Are Feature IDs hashed from reads?

Gil_Sharon · October 26, 2017, 8:20pm

Hi All,

This might be a silly thing to ask (or a suggestion) - are Feature IDs (as in the name of an sOTU) assigned to deblured or DADAed data in a pseudorandom manner, or are they hashed from the sequence (and thus contain that information). they're definitely long enough to contain long sequences.. I'm just wondering if there's a way to use it as a sanity check when crossing platforms (and reporting data).

Thanks!
Gil

jakereps · October 26, 2017, 8:55pm

You are correct! Feature IDs by default, for q2-dada2 and q2-deblur, are the md5 hash of the representative sequence itself. Both are assigned optionally (defaulting to True), and can be changed by using the hashed_feature_ids parameter for either method (--p-hashed-feature-ids / --p-no-hashed-feature-ids if you use the command line interface).

Gil_Sharon · October 26, 2017, 10:36pm

Cool!

Is there a way to decrypt hashed Feature IDs? as in a qiime tools unhash md5 (couldnt find an online dictionary for ATCG type words)?

thermokarst · October 26, 2017, 10:53pm

Hi @Gil_Sharon! Unfortunately there is not a way to reverse the md5 hash (MD5 is a cryptographic hash algorithm --- it is intended to be a one-way transformation for cryptographic purposes --- we use it in QIIME 2 because it is fast and relatively cheap to compute). As @jakereps mentioned, you can toggle hashing at runtime with q2-dada2 and q2-deblur, but this would require you to re-run your analyses from this step.

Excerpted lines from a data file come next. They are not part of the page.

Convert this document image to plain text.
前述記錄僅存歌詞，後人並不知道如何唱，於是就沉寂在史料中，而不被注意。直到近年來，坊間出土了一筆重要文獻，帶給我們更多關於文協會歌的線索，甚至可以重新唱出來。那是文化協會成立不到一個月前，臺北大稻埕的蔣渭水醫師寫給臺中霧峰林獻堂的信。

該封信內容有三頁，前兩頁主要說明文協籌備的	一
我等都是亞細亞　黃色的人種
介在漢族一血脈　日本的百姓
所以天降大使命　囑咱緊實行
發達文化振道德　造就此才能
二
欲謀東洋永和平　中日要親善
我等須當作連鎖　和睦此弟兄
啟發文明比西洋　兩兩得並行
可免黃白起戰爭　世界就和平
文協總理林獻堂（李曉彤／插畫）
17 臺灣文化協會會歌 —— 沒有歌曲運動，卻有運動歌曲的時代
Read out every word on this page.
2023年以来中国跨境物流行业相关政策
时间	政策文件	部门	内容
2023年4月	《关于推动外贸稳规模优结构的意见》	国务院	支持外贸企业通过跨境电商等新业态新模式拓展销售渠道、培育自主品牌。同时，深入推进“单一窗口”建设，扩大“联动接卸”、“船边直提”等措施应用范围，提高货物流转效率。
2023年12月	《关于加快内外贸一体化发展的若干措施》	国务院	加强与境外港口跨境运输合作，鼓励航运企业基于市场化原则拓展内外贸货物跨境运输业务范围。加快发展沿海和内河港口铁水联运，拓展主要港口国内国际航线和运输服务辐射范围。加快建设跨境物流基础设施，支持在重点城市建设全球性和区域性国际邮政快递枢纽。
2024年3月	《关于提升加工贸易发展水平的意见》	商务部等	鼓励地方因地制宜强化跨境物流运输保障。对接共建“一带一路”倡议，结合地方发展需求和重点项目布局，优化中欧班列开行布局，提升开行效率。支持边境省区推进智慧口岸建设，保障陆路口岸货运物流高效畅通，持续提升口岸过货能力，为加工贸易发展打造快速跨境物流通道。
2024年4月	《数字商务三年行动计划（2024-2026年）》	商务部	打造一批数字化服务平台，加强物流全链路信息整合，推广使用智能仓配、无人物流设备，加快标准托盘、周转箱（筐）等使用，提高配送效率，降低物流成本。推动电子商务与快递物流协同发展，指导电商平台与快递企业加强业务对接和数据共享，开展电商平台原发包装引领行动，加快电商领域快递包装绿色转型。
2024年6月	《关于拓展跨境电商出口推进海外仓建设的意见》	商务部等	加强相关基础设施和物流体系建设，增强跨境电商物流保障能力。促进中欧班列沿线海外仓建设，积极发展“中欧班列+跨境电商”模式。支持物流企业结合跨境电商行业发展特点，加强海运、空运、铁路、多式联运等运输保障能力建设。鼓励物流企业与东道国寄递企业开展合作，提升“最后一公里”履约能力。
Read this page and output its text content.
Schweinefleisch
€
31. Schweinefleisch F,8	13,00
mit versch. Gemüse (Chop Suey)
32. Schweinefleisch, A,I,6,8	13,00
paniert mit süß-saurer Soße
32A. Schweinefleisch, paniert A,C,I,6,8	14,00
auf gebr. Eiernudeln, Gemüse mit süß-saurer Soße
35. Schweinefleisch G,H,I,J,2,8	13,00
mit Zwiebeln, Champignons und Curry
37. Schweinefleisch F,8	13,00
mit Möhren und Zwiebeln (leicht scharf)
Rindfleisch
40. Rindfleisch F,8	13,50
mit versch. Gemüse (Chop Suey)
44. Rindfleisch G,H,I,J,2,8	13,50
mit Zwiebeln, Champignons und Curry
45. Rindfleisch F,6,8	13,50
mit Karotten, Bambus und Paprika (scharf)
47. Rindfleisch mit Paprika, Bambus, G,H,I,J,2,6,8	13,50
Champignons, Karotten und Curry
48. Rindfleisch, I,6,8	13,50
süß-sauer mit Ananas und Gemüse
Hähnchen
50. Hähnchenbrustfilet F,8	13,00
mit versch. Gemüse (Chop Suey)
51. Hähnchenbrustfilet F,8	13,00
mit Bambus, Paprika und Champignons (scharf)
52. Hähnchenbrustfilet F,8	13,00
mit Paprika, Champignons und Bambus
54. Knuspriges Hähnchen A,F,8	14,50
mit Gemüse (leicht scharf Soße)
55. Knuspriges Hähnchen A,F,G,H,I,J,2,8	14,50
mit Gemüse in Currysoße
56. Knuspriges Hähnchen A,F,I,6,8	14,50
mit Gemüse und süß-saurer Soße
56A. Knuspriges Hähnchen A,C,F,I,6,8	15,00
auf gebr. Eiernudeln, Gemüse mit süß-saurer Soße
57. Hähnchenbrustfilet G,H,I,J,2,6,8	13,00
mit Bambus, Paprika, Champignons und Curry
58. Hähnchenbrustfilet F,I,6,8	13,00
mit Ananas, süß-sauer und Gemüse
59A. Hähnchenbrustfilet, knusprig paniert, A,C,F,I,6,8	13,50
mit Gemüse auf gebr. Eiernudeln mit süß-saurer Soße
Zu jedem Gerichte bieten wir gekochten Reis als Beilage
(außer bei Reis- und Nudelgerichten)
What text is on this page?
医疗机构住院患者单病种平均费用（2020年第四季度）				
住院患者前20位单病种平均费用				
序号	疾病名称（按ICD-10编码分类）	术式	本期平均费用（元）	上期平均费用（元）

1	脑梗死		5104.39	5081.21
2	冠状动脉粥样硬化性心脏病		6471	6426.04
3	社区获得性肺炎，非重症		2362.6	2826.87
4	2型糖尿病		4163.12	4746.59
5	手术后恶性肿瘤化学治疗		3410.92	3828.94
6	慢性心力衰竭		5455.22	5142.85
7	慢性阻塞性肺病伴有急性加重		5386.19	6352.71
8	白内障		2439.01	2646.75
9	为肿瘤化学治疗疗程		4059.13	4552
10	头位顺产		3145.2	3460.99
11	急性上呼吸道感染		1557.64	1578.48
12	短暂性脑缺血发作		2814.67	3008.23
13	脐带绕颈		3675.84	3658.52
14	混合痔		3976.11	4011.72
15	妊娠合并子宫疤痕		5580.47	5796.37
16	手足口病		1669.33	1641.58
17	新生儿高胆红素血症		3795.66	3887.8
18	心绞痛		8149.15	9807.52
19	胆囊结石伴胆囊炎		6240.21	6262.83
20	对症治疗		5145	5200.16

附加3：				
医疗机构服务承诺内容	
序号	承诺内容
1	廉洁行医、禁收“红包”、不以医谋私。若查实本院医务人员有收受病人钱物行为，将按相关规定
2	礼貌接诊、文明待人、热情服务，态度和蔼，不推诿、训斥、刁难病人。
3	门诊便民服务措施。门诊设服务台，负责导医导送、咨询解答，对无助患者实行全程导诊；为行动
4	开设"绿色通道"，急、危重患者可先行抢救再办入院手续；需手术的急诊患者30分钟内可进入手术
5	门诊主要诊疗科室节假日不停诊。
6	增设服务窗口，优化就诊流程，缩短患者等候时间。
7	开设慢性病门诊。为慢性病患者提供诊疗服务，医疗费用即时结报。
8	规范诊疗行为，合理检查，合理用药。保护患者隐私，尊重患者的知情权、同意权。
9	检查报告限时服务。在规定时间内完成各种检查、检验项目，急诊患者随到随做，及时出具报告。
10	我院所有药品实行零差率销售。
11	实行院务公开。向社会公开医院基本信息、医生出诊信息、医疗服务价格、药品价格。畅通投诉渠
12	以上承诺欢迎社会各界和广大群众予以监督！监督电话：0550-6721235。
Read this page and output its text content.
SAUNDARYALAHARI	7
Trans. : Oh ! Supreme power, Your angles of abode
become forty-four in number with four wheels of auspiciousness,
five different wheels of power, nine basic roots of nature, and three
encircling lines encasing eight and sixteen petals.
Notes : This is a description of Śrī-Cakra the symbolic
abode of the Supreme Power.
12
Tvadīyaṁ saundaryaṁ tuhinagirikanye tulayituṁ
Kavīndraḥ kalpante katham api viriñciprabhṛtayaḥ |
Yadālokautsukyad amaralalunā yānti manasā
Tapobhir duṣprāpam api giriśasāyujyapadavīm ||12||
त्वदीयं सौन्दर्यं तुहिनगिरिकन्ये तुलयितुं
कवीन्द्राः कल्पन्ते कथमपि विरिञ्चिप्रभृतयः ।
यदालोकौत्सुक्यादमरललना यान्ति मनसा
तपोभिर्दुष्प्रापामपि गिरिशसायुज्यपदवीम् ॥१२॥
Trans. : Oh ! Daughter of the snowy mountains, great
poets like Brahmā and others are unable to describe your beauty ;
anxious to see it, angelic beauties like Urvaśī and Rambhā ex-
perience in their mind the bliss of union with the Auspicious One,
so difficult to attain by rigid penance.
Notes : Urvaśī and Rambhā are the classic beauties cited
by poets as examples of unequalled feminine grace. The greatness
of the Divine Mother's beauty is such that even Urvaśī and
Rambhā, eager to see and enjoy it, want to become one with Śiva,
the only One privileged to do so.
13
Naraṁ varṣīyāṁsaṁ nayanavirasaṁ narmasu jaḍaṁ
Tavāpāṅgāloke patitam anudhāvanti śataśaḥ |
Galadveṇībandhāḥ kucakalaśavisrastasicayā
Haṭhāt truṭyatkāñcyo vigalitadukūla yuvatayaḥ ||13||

As far as using the hashed IDs for comparison purposes, the md5 sum of the sequence should always be the same (that is part of the point of a cryptographic hash), so if you see the same feature ID across datasets, this (most likely) comes from the same sequence (technically hash collisions exist in the MD5 space, which means multiple sequences can technically hash to the same md5 sum, but in reality this isn't a problem for our purposes). You can run feature-table tabulate-seqs to tabulate your seqs, which displays the feature ID and the actual sequence --- this is pretty helpful if you want to get back to the original sequences for investigation purposes.

system · November 27, 2017, 4:53am

This topic was automatically closed 31 days after the last reply. New replies are no longer allowed.